Em outras palavras: a mente está em
constante movimento, pensamentos e sentimentos passam incessantemente e nós nos
identificamos com eles, julgamos ser aquilo que pensamos e sentimos. Ficamos
presos a conceitos, julgamentos, críticas, sempre defendendo aquilo que
julgamos ser a nossa identidade, mas que na realidade são apenas formas de
pensar que aprendemos na infância através da família, professores, líderes
políticos e religiosos, etc...Criamos um ego em cima dessas crenças e a partir
daí criamos uma barreira entre nós e o mundo e até mesmo entre nosso eu
superficial e nosso ser essencial.
Não nos julgamos dignos de simplesmente
ser, existir...por isso não nos permitimos pausas para apenas observar como realmente
estamos, ou somos. Como nos identificamos com algo que não tem
substância, que é uma ficção criada pelo social (apesar de acreditarmos que nós
mesmos criamos o ego) temos medo de perder posição, status, de morrer, e
buscamos a segurança em ter sempre mais qualquer coisa: dinheiro, bens,
conhecimento, até mesmo mais desenvolvimento espiritual.
Esta é a causa do nosso sofrimento e a
ioga a chama de avidya, que significa
“ignorância”, “não saber”. Ignoramos que não somos nossa mente, não somos nosso
ego, que somos o ser e que este não pode ser qualificado ou quantificado: ele
apenas é...nós apenas somos.
Eckart Tolle (um pensador
contemporâneo) escreveu: “O filósofo Descartes acreditava ter alcançado a
verdade mais fundamental quando proferiu sua conhecida máxima: “Penso, logo
existo”.Cometeu, no entanto, um erro básico ao equiparar o pensar ao Ser e a
identidade ao pensamento. O pensador compulsivo, ou seja, quase todas as pessoas,
vive em um estado de aparente isolamento, em um mundo que reflete a
fragmentação da mente em uma escala cada
vez maior....Se nos identificamos com a mente, criamos uma tela opaca de
conceitos, rótulos, imagens, palavras, julgamentos e definições que bloqueia
todas as relações verdadeiras. Essa tela se situa entre você e o seu eu
interior, entre você e o próximo, entre você e a natureza, entre você e Deus. É
essa tela de pensamentos que cria uma ilusão de separação, uma ilusão de que
existe você e um “outro” totalmente à parte. Esquecemos o fato essencial de
que, debaixo do nível das aparências físicas, formamos uma unidade com tudo
aquilo que é. Por “esquecemos” quero dizer que não sentimos mais esta unidade como uma realidade evidente por si só.

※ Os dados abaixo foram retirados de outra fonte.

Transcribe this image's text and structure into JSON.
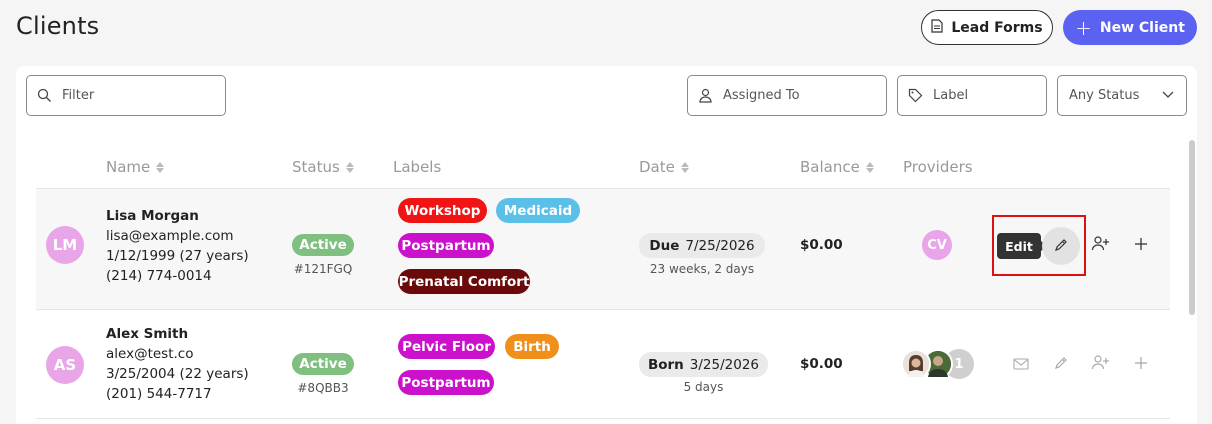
{
  "page": {
    "title": "Clients"
  },
  "header": {
    "lead_forms_label": "Lead Forms",
    "new_client_label": "New Client"
  },
  "filters": {
    "filter_placeholder": "Filter",
    "assigned_placeholder": "Assigned To",
    "label_placeholder": "Label",
    "status_value": "Any Status"
  },
  "columns": [
    "Name",
    "Status",
    "Labels",
    "Date",
    "Balance",
    "Providers"
  ],
  "rows": [
    {
      "initials": "LM",
      "name": "Lisa Morgan",
      "email": "lisa@example.com",
      "dob": "1/12/1999 (27 years)",
      "phone": "(214) 774-0014",
      "status": "Active",
      "status_id": "#121FGQ",
      "labels": [
        {
          "text": "Workshop",
          "color": "#f01414"
        },
        {
          "text": "Medicaid",
          "color": "#5bc0e8"
        },
        {
          "text": "Postpartum",
          "color": "#cc11cc"
        },
        {
          "text": "Prenatal Comfort",
          "color": "#6b0a0a"
        }
      ],
      "date_kind": "Due",
      "date": "7/25/2026",
      "date_sub": "23 weeks, 2 days",
      "balance": "$0.00",
      "provider_initials": "CV"
    },
    {
      "initials": "AS",
      "name": "Alex Smith",
      "email": "alex@test.co",
      "dob": "3/25/2004 (22 years)",
      "phone": "(201) 544-7717",
      "status": "Active",
      "status_id": "#8QBB3",
      "labels": [
        {
          "text": "Pelvic Floor",
          "color": "#cc11cc"
        },
        {
          "text": "Birth",
          "color": "#f0901a"
        },
        {
          "text": "Postpartum",
          "color": "#cc11cc"
        }
      ],
      "date_kind": "Born",
      "date": "3/25/2026",
      "date_sub": "5 days",
      "balance": "$0.00",
      "provider_extra": "1"
    }
  ],
  "tooltip": {
    "edit_label": "Edit"
  },
  "colors": {
    "accent": "#5b61f0",
    "status_active": "#7fbf7f",
    "avatar": "#e8a5e8",
    "highlight": "#dd1111"
  }
}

Podemos até acreditar quer isso seja
uma verdade. Acreditar pode até trazer conforto. No entanto, a libertação só
pode vir através da vivência pessoal.”
Este trecho contém a essência do
pensamento iogue (do pensamento oriental de modo geral), por isto achei
importante transcrevê-lo, mas também para mostrar que a ioga continua atual e
que ela é uma filosofia de vida, não apenas uma prática física.
Este mesmo autor em seu livro “O Poder do Agora”

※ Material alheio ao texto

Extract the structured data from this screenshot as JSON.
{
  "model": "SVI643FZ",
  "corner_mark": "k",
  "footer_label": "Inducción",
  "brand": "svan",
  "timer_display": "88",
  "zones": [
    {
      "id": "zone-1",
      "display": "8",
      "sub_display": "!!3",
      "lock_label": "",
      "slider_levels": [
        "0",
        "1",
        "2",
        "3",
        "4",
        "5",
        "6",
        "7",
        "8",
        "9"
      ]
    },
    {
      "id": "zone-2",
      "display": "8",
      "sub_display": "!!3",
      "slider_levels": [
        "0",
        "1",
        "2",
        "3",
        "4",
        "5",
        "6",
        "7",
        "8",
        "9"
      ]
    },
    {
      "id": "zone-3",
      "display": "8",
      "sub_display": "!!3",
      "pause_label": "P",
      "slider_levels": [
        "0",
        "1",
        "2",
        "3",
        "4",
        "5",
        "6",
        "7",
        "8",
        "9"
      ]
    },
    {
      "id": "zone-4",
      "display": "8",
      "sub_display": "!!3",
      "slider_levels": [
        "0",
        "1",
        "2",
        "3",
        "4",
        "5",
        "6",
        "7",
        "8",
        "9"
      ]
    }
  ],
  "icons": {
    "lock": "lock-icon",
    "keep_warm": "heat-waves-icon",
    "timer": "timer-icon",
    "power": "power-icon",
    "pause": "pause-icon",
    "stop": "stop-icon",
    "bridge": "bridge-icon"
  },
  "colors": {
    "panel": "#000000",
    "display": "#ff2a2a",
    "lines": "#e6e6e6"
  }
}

escreve...”a compulsão para pensar é só um hábito profundamente
estabelecido”. E o pensador indiano
Krishnamurti também segue nesta mesma linha quando afirma: “quando a mente está
completamente quieta ela não está presa ao tempo e à memória; então nessa
qualidade há uma quietude na mente que observa”...e ainda é Tolle quem
completa:”podemos perceber que há uma corrente de quietude subjacente a tudo
que existe. Podemos perceber que há esta corrente em nós – mais do que isso –
percebemos que nós somos essa
corrente; não somos a história pessoal que criamos em nossa mente – ela pode
continuar lá, mas sabemos que nós não somos isso! Somos a corrente de quietude
no eterno agora!”
É esta quietude que buscamos com a prática da ioga.

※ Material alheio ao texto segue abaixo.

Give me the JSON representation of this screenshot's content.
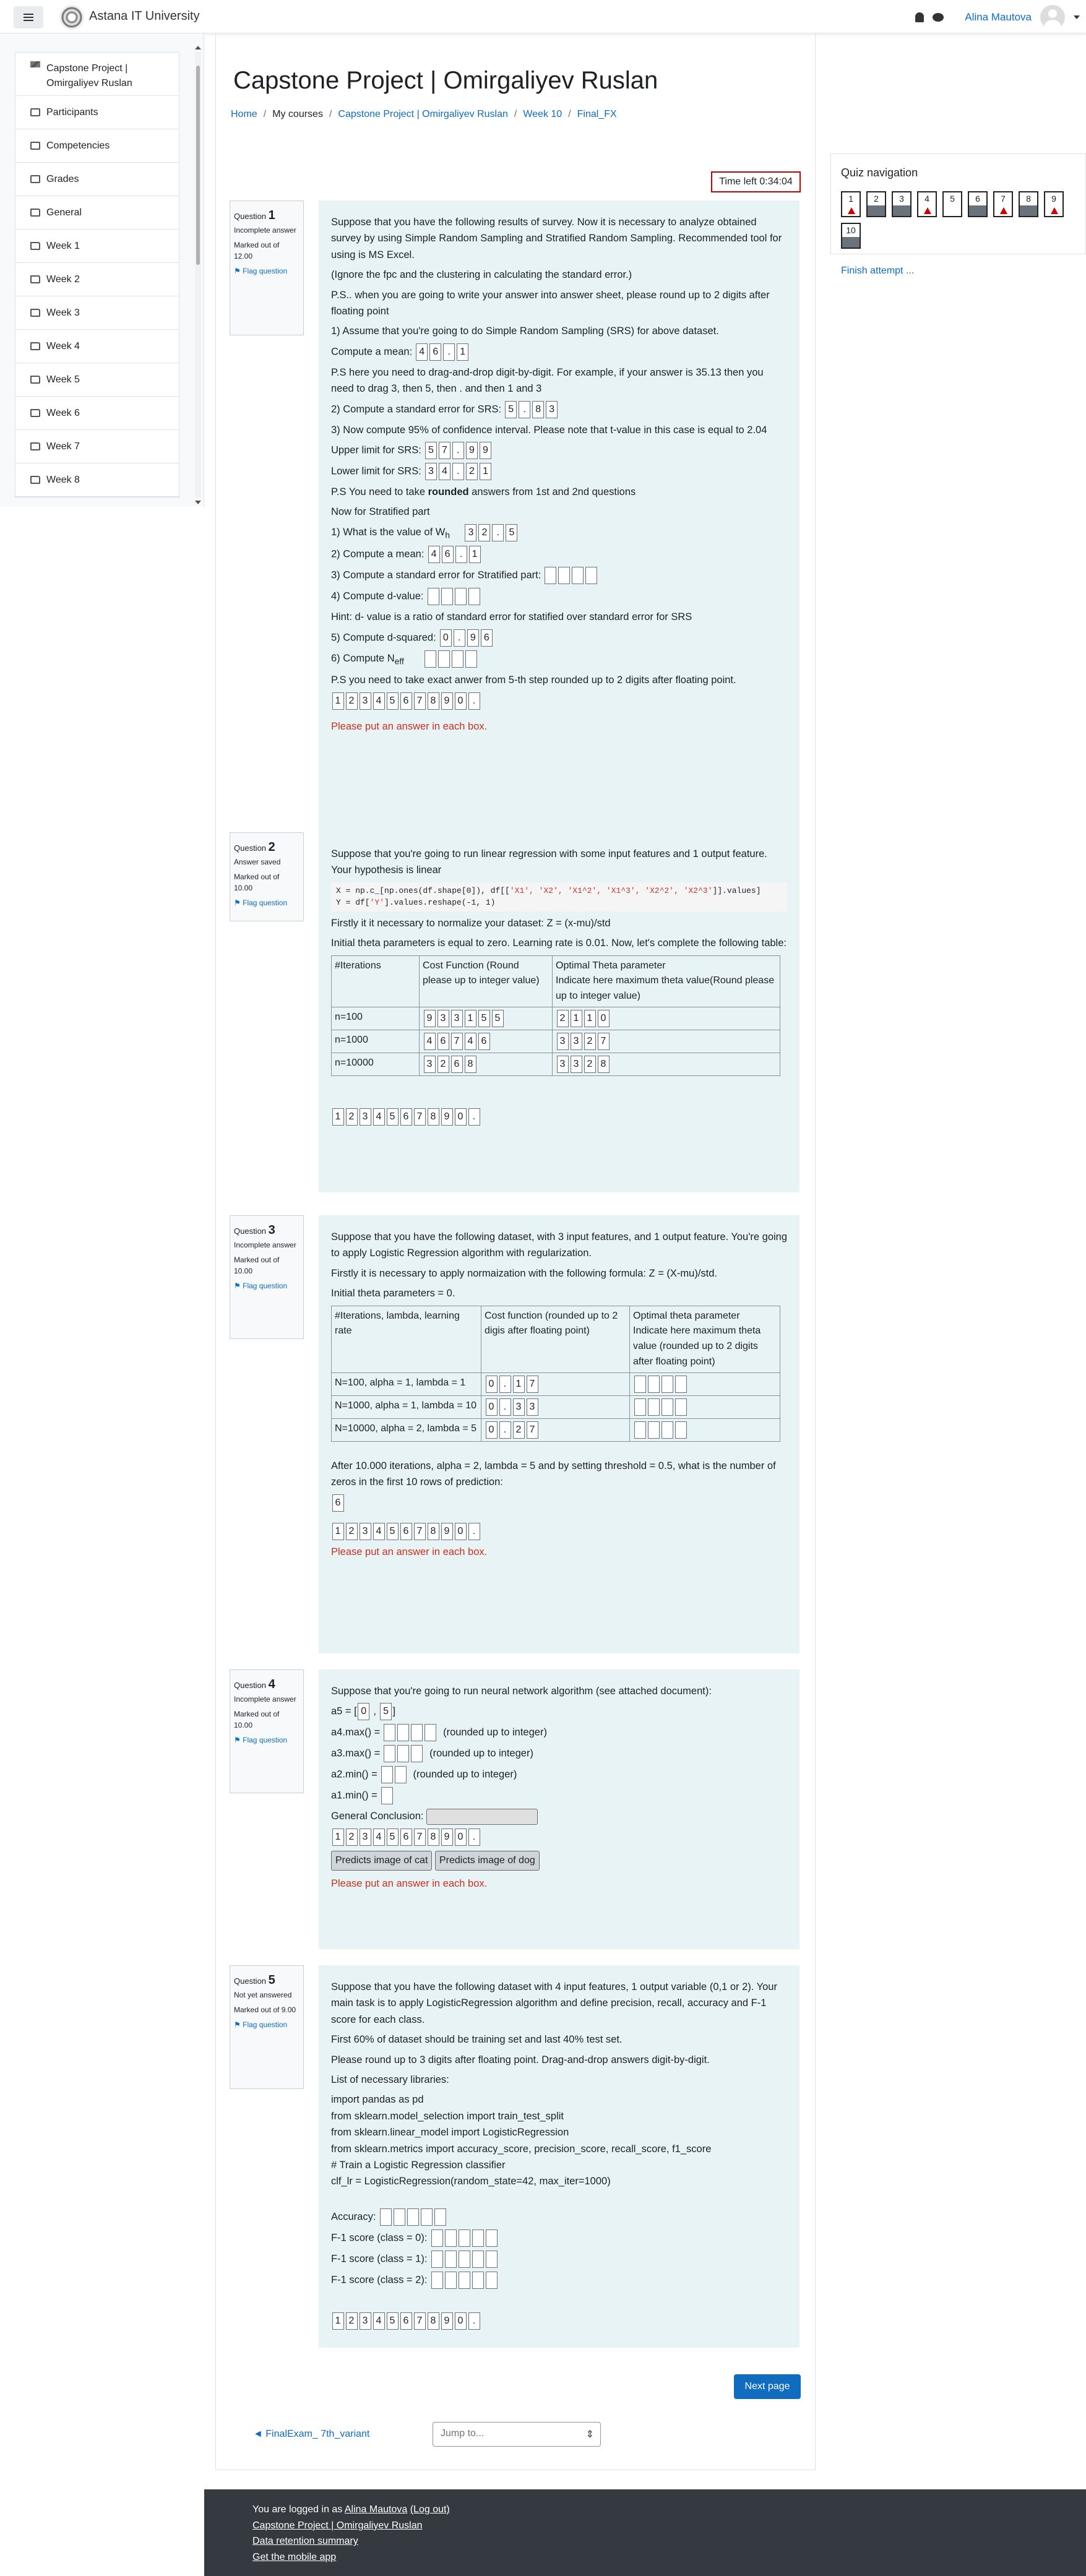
{
  "site": {
    "name": "Astana IT University"
  },
  "user": {
    "name": "Alina Mautova"
  },
  "drawer": {
    "items": [
      {
        "label": "Capstone Project | Omirgaliyev Ruslan",
        "icon": "graduation-cap-icon"
      },
      {
        "label": "Participants",
        "icon": "users-icon"
      },
      {
        "label": "Competencies",
        "icon": "checkbox-icon"
      },
      {
        "label": "Grades",
        "icon": "table-icon"
      },
      {
        "label": "General",
        "icon": "folder-icon"
      },
      {
        "label": "Week 1",
        "icon": "folder-icon"
      },
      {
        "label": "Week 2",
        "icon": "folder-icon"
      },
      {
        "label": "Week 3",
        "icon": "folder-icon"
      },
      {
        "label": "Week 4",
        "icon": "folder-icon"
      },
      {
        "label": "Week 5",
        "icon": "folder-icon"
      },
      {
        "label": "Week 6",
        "icon": "folder-icon"
      },
      {
        "label": "Week 7",
        "icon": "folder-icon"
      },
      {
        "label": "Week 8",
        "icon": "folder-icon"
      }
    ]
  },
  "page": {
    "title": "Capstone Project | Omirgaliyev Ruslan"
  },
  "breadcrumb": [
    "Home",
    "My courses",
    "Capstone Project | Omirgaliyev Ruslan",
    "Week 10",
    "Final_FX"
  ],
  "timer": "Time left 0:34:04",
  "flag_label": "Flag question",
  "q1": {
    "no": "1",
    "state": "Incomplete answer",
    "marks": "Marked out of 12.00",
    "text1": "Suppose that you have the following results of survey. Now it is necessary to analyze obtained survey by using Simple Random Sampling and Stratified Random Sampling. Recommended tool for using is MS Excel.",
    "text2": "(Ignore the fpc and the clustering in calculating the standard error.)",
    "text3": "P.S.. when you are going to write your answer into answer sheet, please round up to 2 digits after floating point",
    "text4": "1) Assume that you're going to do Simple Random Sampling (SRS) for above dataset.",
    "l_mean": "Compute a mean:",
    "text5": "P.S here you need to drag-and-drop digit-by-digit. For example, if your answer is 35.13 then you need to drag 3, then 5, then . and then 1 and 3",
    "l_se": "2) Compute a standard error for SRS:",
    "text6": "3) Now compute 95% of confidence interval. Please note that t-value in this case is equal to 2.04",
    "l_upper": "Upper limit for SRS:",
    "l_lower": "Lower limit for SRS:",
    "text7a": "P.S You need to take ",
    "text7b": "rounded",
    "text7c": " answers from 1st and 2nd questions",
    "text8": "Now for Stratified part",
    "l_wh": "1) What is the value of W",
    "l_wh_sub": "h",
    "l_mean2": "2) Compute a mean:",
    "l_se2": "3) Compute a standard error for Stratified part:",
    "l_d": "4) Compute d-value:",
    "text9": "Hint: d- value is a ratio of standard error for statified over standard error for SRS",
    "l_d2": "5) Compute d-squared:",
    "l_neff": "6) Compute N",
    "l_neff_sub": "eff",
    "text10": "P.S you need to take exact anwer from 5-th step rounded up to 2 digits after floating point.",
    "error": "Please put an answer in each box."
  },
  "q2": {
    "no": "2",
    "state": "Answer saved",
    "marks": "Marked out of 10.00",
    "text1": "Suppose that you're going to run linear regression with some input features and 1 output feature. Your hypothesis is linear",
    "code1a": "X = np.c_[np.ones(df.shape[0]), df[[",
    "code1s": "'X1', 'X2', 'X1^2', 'X1^3', 'X2^2', 'X2^3'",
    "code1b": "]].values]",
    "code2a": "Y = df[",
    "code2s": "'Y'",
    "code2b": "].values.reshape(-1, 1)",
    "text2": "Firstly it it necessary to normalize your dataset: Z = (x-mu)/std",
    "text3": "Initial theta parameters is equal to zero. Learning rate is 0.01. Now, let's complete the following table:",
    "th1": "#Iterations",
    "th2": "Cost Function (Round please up to integer value)",
    "th3": "Optimal Theta parameter",
    "th3b": "Indicate here maximum theta value(Round please up to integer value)",
    "r1": "n=100",
    "r2": "n=1000",
    "r3": "n=10000"
  },
  "q3": {
    "no": "3",
    "state": "Incomplete answer",
    "marks": "Marked out of 10.00",
    "text1": "Suppose that you have the following dataset, with 3 input features, and 1 output feature. You're going to apply Logistic Regression algorithm with regularization.",
    "text2": "Firstly it is necessary to apply normaization with the following formula: Z = (X-mu)/std.",
    "text3": "Initial theta parameters = 0.",
    "th1": "#Iterations, lambda, learning rate",
    "th2": "Cost function (rounded up to 2 digis after floating point)",
    "th3": "Optimal theta parameter",
    "th3b": "Indicate here maximum theta value (rounded up to 2 digits after floating point)",
    "r1": "N=100, alpha = 1, lambda = 1",
    "r2": "N=1000, alpha = 1, lambda = 10",
    "r3": "N=10000, alpha = 2, lambda = 5",
    "text4": "After 10.000 iterations, alpha = 2, lambda = 5  and by setting threshold = 0.5, what is the number of zeros in the first 10 rows of prediction:",
    "error": "Please put an answer in each box."
  },
  "q4": {
    "no": "4",
    "state": "Incomplete answer",
    "marks": "Marked out of 10.00",
    "text1": "Suppose that you're going to run neural network algorithm (see attached document):",
    "l_a5": "a5 = [",
    "l_a4": "a4.max() =",
    "l_a4r": "(rounded up to integer)",
    "l_a3": "a3.max() =",
    "l_a3r": "(rounded up to integer)",
    "l_a2": "a2.min() =",
    "l_a2r": "(rounded up to integer)",
    "l_a1": "a1.min() =",
    "l_gc": "General Conclusion:",
    "btn_cat": "Predicts image of cat",
    "btn_dog": "Predicts image of dog",
    "error": "Please put an answer in each box."
  },
  "q5": {
    "no": "5",
    "state": "Not yet answered",
    "marks": "Marked out of 9.00",
    "text1": "Suppose that you have the following dataset with 4 input features, 1 output variable (0,1 or 2). Your main task is to apply LogisticRegression algorithm and define precision, recall, accuracy and F-1 score for each class.",
    "text2": "First 60% of dataset should be training set and last 40% test set.",
    "text3": "Please round up to 3 digits after floating point. Drag-and-drop answers digit-by-digit.",
    "text4": "List of necessary libraries:",
    "lib1": "import pandas as pd",
    "lib2": "from sklearn.model_selection import train_test_split",
    "lib3": "from sklearn.linear_model import LogisticRegression",
    "lib4": "from sklearn.metrics import accuracy_score, precision_score, recall_score, f1_score",
    "lib5": "# Train a Logistic Regression classifier",
    "lib6": "clf_lr = LogisticRegression(random_state=42, max_iter=1000)",
    "l_acc": "Accuracy:",
    "l_f0": "F-1 score (class = 0):",
    "l_f1": "F-1 score (class = 1):",
    "l_f2": "F-1 score (class = 2):"
  },
  "digits": [
    "1",
    "2",
    "3",
    "4",
    "5",
    "6",
    "7",
    "8",
    "9",
    "0",
    "."
  ],
  "answers": {
    "q1_mean": [
      "4",
      "6",
      ".",
      "1"
    ],
    "q1_se": [
      "5",
      ".",
      "8",
      "3"
    ],
    "q1_upper": [
      "5",
      "7",
      ".",
      "9",
      "9"
    ],
    "q1_lower": [
      "3",
      "4",
      ".",
      "2",
      "1"
    ],
    "q1_wh": [
      "3",
      "2",
      ".",
      "5"
    ],
    "q1_mean2": [
      "4",
      "6",
      ".",
      "1"
    ],
    "q1_d2": [
      "0",
      ".",
      "9",
      "6"
    ],
    "q2_r1c": [
      "9",
      "3",
      "3",
      "1",
      "5",
      "5"
    ],
    "q2_r1t": [
      "2",
      "1",
      "1",
      "0"
    ],
    "q2_r2c": [
      "4",
      "6",
      "7",
      "4",
      "6"
    ],
    "q2_r2t": [
      "3",
      "3",
      "2",
      "7"
    ],
    "q2_r3c": [
      "3",
      "2",
      "6",
      "8"
    ],
    "q2_r3t": [
      "3",
      "3",
      "2",
      "8"
    ],
    "q3_r1": [
      "0",
      ".",
      "1",
      "7"
    ],
    "q3_r2": [
      "0",
      ".",
      "3",
      "3"
    ],
    "q3_r3": [
      "0",
      ".",
      "2",
      "7"
    ],
    "q3_zeros": "6",
    "q4_a5": [
      "0",
      "5"
    ]
  },
  "quiz_nav": {
    "title": "Quiz navigation",
    "finish": "Finish attempt ...",
    "items": [
      "1",
      "2",
      "3",
      "4",
      "5",
      "6",
      "7",
      "8",
      "9",
      "10"
    ]
  },
  "next_label": "Next page",
  "prev_link": "◄ FinalExam_ 7th_variant",
  "jump_placeholder": "Jump to...",
  "footer": {
    "logged_in": "You are logged in as ",
    "user": "Alina Mautova",
    "logout": "(Log out)",
    "course": "Capstone Project | Omirgaliyev Ruslan",
    "retention": "Data retention summary",
    "mobile": "Get the mobile app"
  }
}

Quando permanecemos em uma postura apenas estamos lá, expressando aquilo que
somos – cada um de seu jeito peculiar. Não há metas a serem perseguidas, não há
avaliações, notas, não “trocamos de faixa”, nem passamos para um nível
superior, nem descemos para um nível inferior. Apenas ficamos atentos a nossa
respiração, sentindo o pulsar do umbigo (aí se encontra o centro da nossa
energia).
“Para onde vai
nossa atenção, vai a energia”; concentrados em nosso centro é para ele que flui
nossa energia vital, acalmando pensamentos e emoções. O resto é maya, é ilusão.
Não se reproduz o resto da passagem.